Real world relevance is incredibly important, but universities still have a pretty shabby rep where this is concerned. (Calling something “academic” is not a compliment.) It’s been 34 years since Wiggins wrote his pitch, but we never got good at doing authentic.
VET already does authentic. It does it so well that the aspects of authenticity are tightly prescribed in each unit of competency; students’ assessment evidence must demonstrate these “critical aspects” in order for credit to be awarded. Higher education, despite being increasingly vocational with its focus on industry, needs to differentiate itself.
At this level, educators should be able to articulate not just what good practice looks like, but why it is good — not just technically but theoretically, socially, morally — and where ambiguity exists, teach students to navigate it.
And finally, higher education is (in principle) a space where new knowledges are discovered and celebrated. We should strive for something more than describing the world as it “really” is. Echoing Jan McArthur (2023), I argue we deserve a higher education that calls us to assess the value of authentic practices and, once in a while, contribute to developing better ones.
Fawns, T., Bearman, M., Dawson, P., Nieminen, J. H., Ashford-Rowe, K., Willey, K., Jensen, L. X., Damşah, C, & Press, N. (2024).
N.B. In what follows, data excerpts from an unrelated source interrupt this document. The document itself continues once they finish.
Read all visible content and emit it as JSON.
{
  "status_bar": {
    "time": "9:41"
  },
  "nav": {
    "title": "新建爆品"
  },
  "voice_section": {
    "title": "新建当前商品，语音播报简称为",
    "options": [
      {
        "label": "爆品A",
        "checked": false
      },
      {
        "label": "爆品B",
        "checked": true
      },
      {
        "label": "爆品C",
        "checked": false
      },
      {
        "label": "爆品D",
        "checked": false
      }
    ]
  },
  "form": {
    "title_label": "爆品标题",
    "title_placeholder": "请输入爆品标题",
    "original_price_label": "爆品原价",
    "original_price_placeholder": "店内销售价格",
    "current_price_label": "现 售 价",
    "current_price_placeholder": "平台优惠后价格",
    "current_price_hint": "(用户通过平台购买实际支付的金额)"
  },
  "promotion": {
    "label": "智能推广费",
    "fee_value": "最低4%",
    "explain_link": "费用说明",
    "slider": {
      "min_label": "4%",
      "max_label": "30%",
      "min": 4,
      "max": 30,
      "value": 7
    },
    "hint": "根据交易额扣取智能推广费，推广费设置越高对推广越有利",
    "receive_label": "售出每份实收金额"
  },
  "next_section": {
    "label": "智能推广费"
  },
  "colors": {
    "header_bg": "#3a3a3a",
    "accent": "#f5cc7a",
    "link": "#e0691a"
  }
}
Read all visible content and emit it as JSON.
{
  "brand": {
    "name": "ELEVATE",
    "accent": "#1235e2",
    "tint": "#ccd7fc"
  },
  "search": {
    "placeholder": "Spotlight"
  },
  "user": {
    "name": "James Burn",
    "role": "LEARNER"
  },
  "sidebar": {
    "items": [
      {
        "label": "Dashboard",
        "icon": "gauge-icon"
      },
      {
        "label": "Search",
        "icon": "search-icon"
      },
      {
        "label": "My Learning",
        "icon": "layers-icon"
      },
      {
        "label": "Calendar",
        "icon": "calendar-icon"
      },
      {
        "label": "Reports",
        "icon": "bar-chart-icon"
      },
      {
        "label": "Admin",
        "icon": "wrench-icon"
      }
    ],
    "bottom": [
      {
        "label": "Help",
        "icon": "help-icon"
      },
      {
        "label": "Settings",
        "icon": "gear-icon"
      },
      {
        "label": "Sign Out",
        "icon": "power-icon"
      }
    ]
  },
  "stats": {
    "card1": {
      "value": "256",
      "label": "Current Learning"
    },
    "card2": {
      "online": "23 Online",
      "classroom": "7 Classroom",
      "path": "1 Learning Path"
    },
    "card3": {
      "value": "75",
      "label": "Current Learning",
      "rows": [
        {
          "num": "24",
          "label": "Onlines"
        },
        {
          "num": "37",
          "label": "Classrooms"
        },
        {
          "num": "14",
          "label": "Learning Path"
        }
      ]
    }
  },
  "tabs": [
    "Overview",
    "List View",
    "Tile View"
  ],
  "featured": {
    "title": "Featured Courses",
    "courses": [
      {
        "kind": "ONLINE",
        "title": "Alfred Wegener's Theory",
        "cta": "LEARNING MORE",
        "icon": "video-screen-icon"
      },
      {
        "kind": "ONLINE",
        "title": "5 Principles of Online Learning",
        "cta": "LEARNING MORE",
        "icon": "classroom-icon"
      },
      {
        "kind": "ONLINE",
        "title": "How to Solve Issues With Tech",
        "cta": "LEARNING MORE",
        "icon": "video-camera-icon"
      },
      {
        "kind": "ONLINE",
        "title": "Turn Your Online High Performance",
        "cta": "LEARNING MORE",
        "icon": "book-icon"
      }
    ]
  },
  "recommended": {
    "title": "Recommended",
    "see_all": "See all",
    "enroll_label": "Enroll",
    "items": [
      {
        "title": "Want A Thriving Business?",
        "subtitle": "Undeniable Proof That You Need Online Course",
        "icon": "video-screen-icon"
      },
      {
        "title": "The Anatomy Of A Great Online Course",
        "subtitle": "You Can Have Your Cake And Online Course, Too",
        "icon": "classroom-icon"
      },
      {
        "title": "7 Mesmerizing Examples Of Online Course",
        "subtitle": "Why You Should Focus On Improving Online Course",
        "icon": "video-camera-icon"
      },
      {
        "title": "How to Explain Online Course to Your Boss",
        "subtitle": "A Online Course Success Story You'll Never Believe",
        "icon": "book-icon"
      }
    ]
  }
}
Authentic assessment: from panacea to criticality. Assessment & Evaluation in Higher Education, 1–13. https://doi.org/10.1080/02602938.2024.2404634
Dawson, P., Bearman, M., Dollinger, M., & Boud, D. (2024). Validity matters more than cheating. Assessment & Evaluation in Higher Education, 1–12. https://doi.org/10.1080/02602938.2024.2386662
McArthur, J. (2023). Rethinking authentic assessment: work, well-being, and society. Higher Education, 85, 85–101. https://doi.org/10.1007/s10734-022-00822-y
Wiggins, G. 1990. The case for authentic assessment. Practical Assessment, Research, and Evaluation, 2(1), 1–3.